Colunistas

Santa Rita do Sapucaí são muitas

(Por Carlos Romero Carneiro)

No poema “Os nomes”, Carlos Drummond de Andrade diz que “Minas são muitas. Porém poucos são aqueles que conhecem as mil faces de Minas.” Talvez aconteça o mesmo em Santa Rita do Sapucaí, com seu cotidiano e diversidades.

Tem aquela Santa Rita que surgiu na zona rural e se projetou pelo centro, entre casarões e calçadas estreitas, onde os nomes das famílias ainda ecoam nas esquinas — descendentes dos portugueses e imigrantes que vieram quando o Brasil mal aprendia a ser Império. Essa Santa Rita tem cheiro de bolo no forno, de procissão pelas ruas de pedra, de passeios pelo jardim e de café passado em coador de pano.
Mas tem também a outra Santa Rita.
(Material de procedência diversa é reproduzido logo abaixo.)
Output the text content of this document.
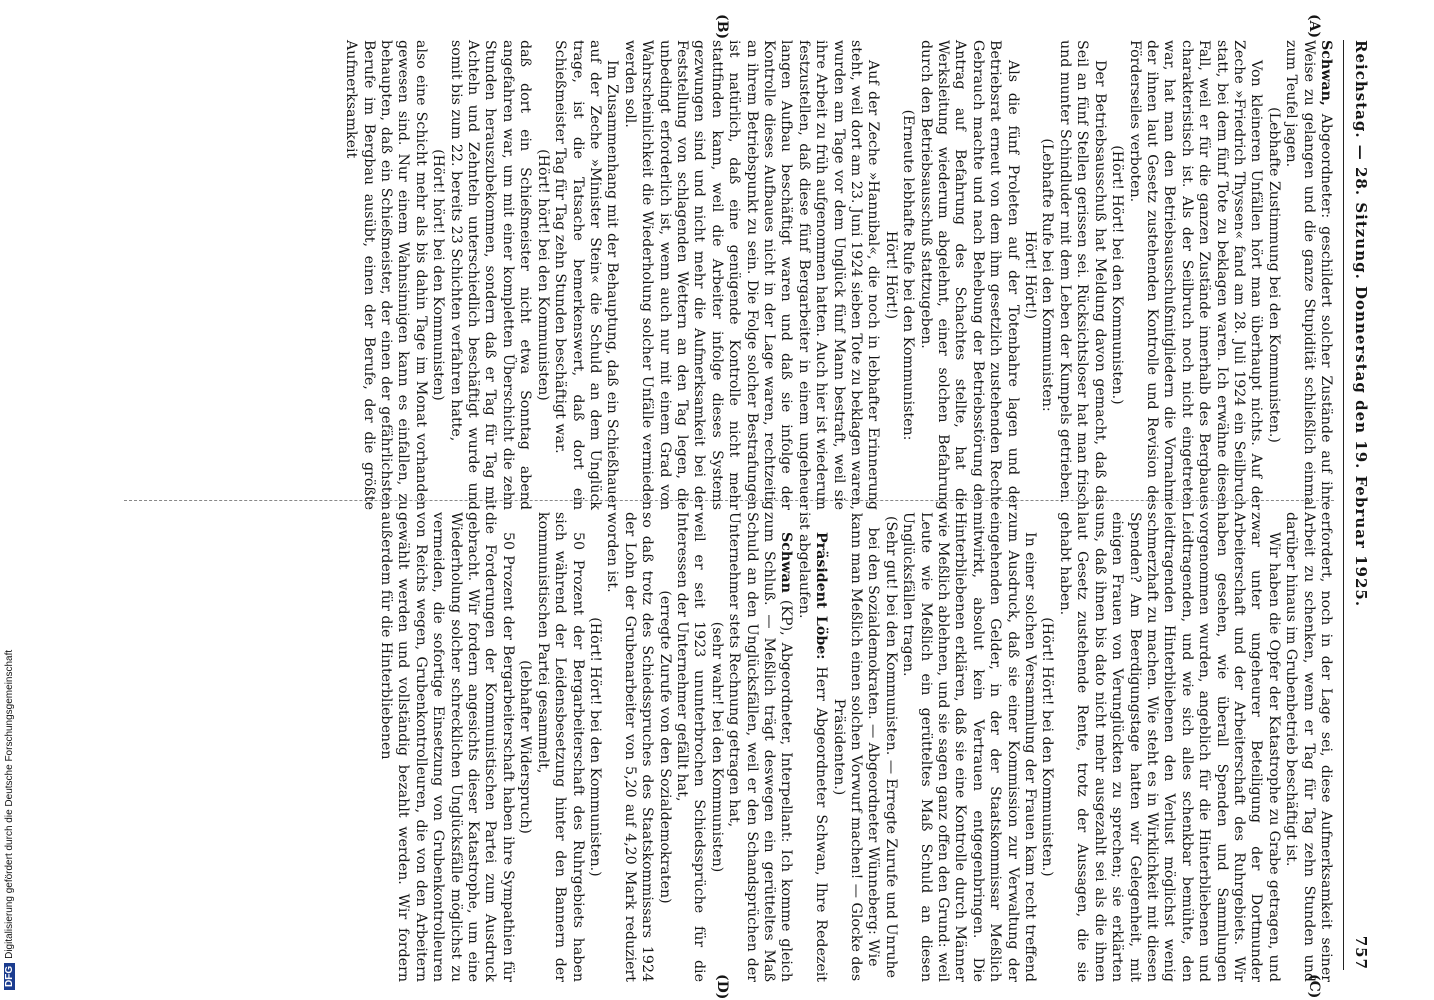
DFGDigitalisierung gefördert durch die Deutsche Forschungsgemeinschaft
Reichstag. — 28. Sitzung. Donnerstag den 19. Februar 1925.
757
(A)
(B)
(C)
(D)

Schwan, Abgeordneter: geschildert solcher Zustände auf ihre Weise zu gelangen und die ganze Stupidität schließlich einmal zum Teufel jagen.

(Lebhafte Zustimmung bei den Kommunisten.)

Von kleineren Unfällen hört man überhaupt nichts. Auf der Zeche »Friedrich Thyssen« fand am 28. Juli 1924 ein Seilbruch statt, bei dem fünf Tote zu beklagen waren. Ich erwähne diesen Fall, weil er für die ganzen Zustände innerhalb des Bergbaues charakteristisch ist. Als der Seilbruch noch nicht eingetreten war, hat man den Betriebsausschußmitgliedern die Vornahme der ihnen laut Gesetz zustehenden Kontrolle und Revision des Förderseiles verboten.

(Hört! Hört! bei den Kommunisten.)

Der Betriebsausschuß hat Meldung davon gemacht, daß das Seil an fünf Stellen gerissen sei. Rücksichtsloser hat man frisch und munter Schindluder mit dem Leben der Kumpels getrieben.

(Lebhafte Rufe bei den Kommunisten:

Hört! Hört!)

Als die fünf Proleten auf der Totenbahre lagen und der Betriebsrat erneut von dem ihm gesetzlich zustehenden Rechte Gebrauch machte und nach Behebung der Betriebsstörung den Antrag auf Befahrung des Schachtes stellte, hat die Werksleitung wiederum abgelehnt, einer solchen Befahrung durch den Betriebsausschuß stattzugeben.

(Erneute lebhafte Rufe bei den Kommunisten:

Hört! Hört!)

Auf der Zeche »Hannibal«, die noch in lebhafter Erinnerung steht, weil dort am 23. Juni 1924 sieben Tote zu beklagen waren, wurden am Tage vor dem Unglück fünf Mann bestraft, weil sie ihre Arbeit zu früh aufgenommen hatten. Auch hier ist wiederum festzustellen, daß diese fünf Bergarbeiter in einem ungeheuer langen Aufbau beschäftigt waren und daß sie infolge der Kontrolle dieses Aufbaues nicht in der Lage waren, rechtzeitig an ihrem Betriebspunkt zu sein. Die Folge solcher Bestrafungen ist natürlich, daß eine genügende Kontrolle nicht mehr stattfinden kann, weil die Arbeiter infolge dieses Systems gezwungen sind und nicht mehr die Aufmerksamkeit bei der Feststellung von schlagenden Wettern an den Tag legen, die unbedingt erforderlich ist, wenn auch nur mit einem Grad von Wahrscheinlichkeit die Wiederholung solcher Unfälle vermieden werden soll.

Im Zusammenhang mit der Behauptung, daß ein Schießhauer auf der Zeche »Minister Stein« die Schuld an dem Unglück trage, ist die Tatsache bemerkenswert, daß dort ein Schießmeister Tag für Tag zehn Stunden beschäftigt war.

(Hört! hört! bei den Kommunisten)

daß dort ein Schießmeister nicht etwa Sonntag abend angefahren war, um mit einer kompletten Überschicht die zehn Stunden herauszubekommen, sondern daß er Tag für Tag mit Achteln und Zehnteln unterschiedlich beschäftigt wurde und somit bis zum 22. bereits 23 Schichten verfahren hatte,

(Hört! hört! bei den Kommunisten)

also eine Schicht mehr als bis dahin Tage im Monat vorhanden gewesen sind. Nur einem Wahnsinnigen kann es einfallen, zu behaupten, daß ein Schießmeister, der einen der gefährlichsten Berufe im Bergbau ausübt, einen der Berufe, der die größte Aufmerksamkeit

erfordert, noch in der Lage sei, diese Aufmerksamkeit seiner Arbeit zu schenken, wenn er Tag für Tag zehn Stunden und darüber hinaus im Grubenbetrieb beschäftigt ist.

Wir haben die Opfer der Katastrophe zu Grabe getragen, und zwar unter ungeheurer Beteiligung der Dortmunder Arbeiterschaft und der Arbeiterschaft des Ruhrgebiets. Wir haben gesehen, wie überall Spenden und Sammlungen vorgenommen wurden, angeblich für die Hinterbliebenen und Leidtragenden, und wie sich alles schenkbar bemühte, den leidtragenden Hinterbliebenen den Verlust möglichst wenig schmerzhaft zu machen. Wie steht es in Wirklichkeit mit diesen Spenden? Am Beerdigungstage hatten wir Gelegenheit, mit einigen Frauen von Verunglückten zu sprechen; sie erklärten uns, daß ihnen bis dato nicht mehr ausgezahlt sei als die ihnen laut Gesetz zustehende Rente, trotz der Aussagen, die sie gehabt haben.

(Hört! Hört! bei den Kommunisten.)

In einer solchen Versammlung der Frauen kam recht treffend zum Ausdruck, daß sie einer Kommission zur Verwaltung der eingehenden Gelder, in der der Staatskommissar Meßlich mitwirkt, absolut kein Vertrauen entgegenbringen. Die Hinterbliebenen erklären, daß sie eine Kontrolle durch Männer wie Meßlich ablehnen, und sie sagen ganz offen den Grund: weil Leute wie Meßlich ein gerütteltes Maß Schuld an diesen Unglücksfällen tragen.

(Sehr gut! bei den Kommunisten. — Erregte Zurufe und Unruhe bei den Sozialdemokraten. — Abgeordneter Wünneberg: Wie kann man Meßlich einen solchen Vorwurf machen! — Glocke des Präsidenten.)

Präsident Löbe: Herr Abgeordneter Schwan, Ihre Redezeit ist abgelaufen.

Schwan (KP), Abgeordneter, Interpellant: Ich komme gleich zum Schluß. — Meßlich trägt deswegen ein gerütteltes Maß Schuld an den Unglücksfällen, weil er den Schandsprüchen der Unternehmer stets Rechnung getragen hat,

(sehr wahr! bei den Kommunisten)

weil er seit 1923 ununterbrochen Schiedssprüche für die Interessen der Unternehmer gefällt hat,

(erregte Zurufe von den Sozialdemokraten)

so daß trotz des Schiedsspruches des Staatskommissars 1924 der Lohn der Grubenarbeiter von 5,20 auf 4,20 Mark reduziert worden ist.

(Hört! Hört! bei den Kommunisten.)

50 Prozent der Bergarbeiterschaft des Ruhrgebiets haben sich während der Leidensbesetzung hinter den Bannern der kommunistischen Partei gesammelt,

(lebhafter Widerspruch)

50 Prozent der Bergarbeiterschaft haben ihre Sympathien für die Forderungen der Kommunistischen Partei zum Ausdruck gebracht. Wir fordern angesichts dieser Katastrophe, um eine Wiederholung solcher schrecklichen Unglücksfälle möglichst zu vermeiden, die sofortige Einsetzung von Grubenkontrolleuren von Reichs wegen, Grubenkontrolleuren, die von den Arbeitern gewählt werden und vollständig bezahlt werden. Wir fordern außerdem für die Hinterbliebenen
A que cresceu nas Margaridas, com loteamentos novos e filhos de lavradores que trocaram o cabo da enxada pelo ferro de solda, pela bancada de eletrônica, pelas linhas de produção. Gente que chegou em busca de trabalho, de melhores salários e de futuro.

De um lado, planta-se café, ordenha-se leite, colhe-se milho com as mãos. De outro, soldam-se placas de circuito impresso, programam-se sistemas embarcados, montam-se dispositivos que viajam para os quatro cantos do país e, quem diria, até para fora dele.

Tem a Santa Rita que se educa nas escolas do Vintém e do Bom Retiro, e aquela que caminha pelos corredores da ETE, da FAI, do Colégio Tecnológico e do Inatel — onde o saber técnico encontra a vocação de uma cidade que ousou se reinventar.

Tem a Santa Rita da missa das sete, da gira de sábado, do culto com louvor, das reuniões secretas, das sessões espíritas e do terreiro do Café. E tem a cidade do silêncio, dos que não creem e dos que não rezam mas têm fé que tudo vai melhorar.

Há quem conheça e seja sócio do Santa Rita Country Clube, onde o som da piscina se mistura ao das risadas na sauna. Outros vivem a Santa Rita do Sininho, do Padrinhos, do Haroldo, da Casa de Sinhá, do Trabalho e do The Town, onde se joga conversa fora e onde o tempo é tragado bem devagar. Algumas pessoas, entretanto, estão longe demais. Não conhecem nenhuma dessas cidades e não podem se dar ao luxo de viver tais realidades.

Há uma Santa Rita de ruas descalças, outra de asfalto. Ruas com nomes de Coronéis, de mulheres corajosas, com nomes de Santos e de Cutubas. Ruas que ligam o que foi ao que virá na medida em que o município cria oportunidades e projeta pontes para nos conectar de uma ponta a outra. Mas há também uma cidade com ruas onde o rural e o urbano apertam as mãos, ainda que nem sempre se entendam. É por elas que trafegam aqueles que conhecem o trabalho debaixo do sol, as trilhas de motocross e o caminho que dá na rampa de voo livre.

Santa Rita também é palco de contrastes: uma cidade do hip hop, das danças e rimas, da nostalgia progressiva dos Floydianos, das rodas de samba e do grito rasgado do rolê punk. Tem o hermético barracão de carnaval, as festas luxuosas do Urso — e também tem quem já nem ligue para carnaval, preferindo o sossego do feriado prolongado.

Cada esquina guarda um protagonista. Cada bairro, um herói anônimo. Alguns nomes viraram lendas de vizinhança; outros passam os dias como figurantes da própria história e são vistos somente nas filas do supermercado.

Santa Rita do Sapucaí não é uma só. É um caleidoscópio de experiências, tempos, crenças e vocações. Uma cidade que vive em camadas, às vezes sobrepostas, às vezes paralelas. Uma comunidade que se desenha no plural e, talvez por isso, permanece viva, complexa e intrigante. Santa Rita, assim como Minas, também são muitas, mas é (ou deveria ser) de todos nós.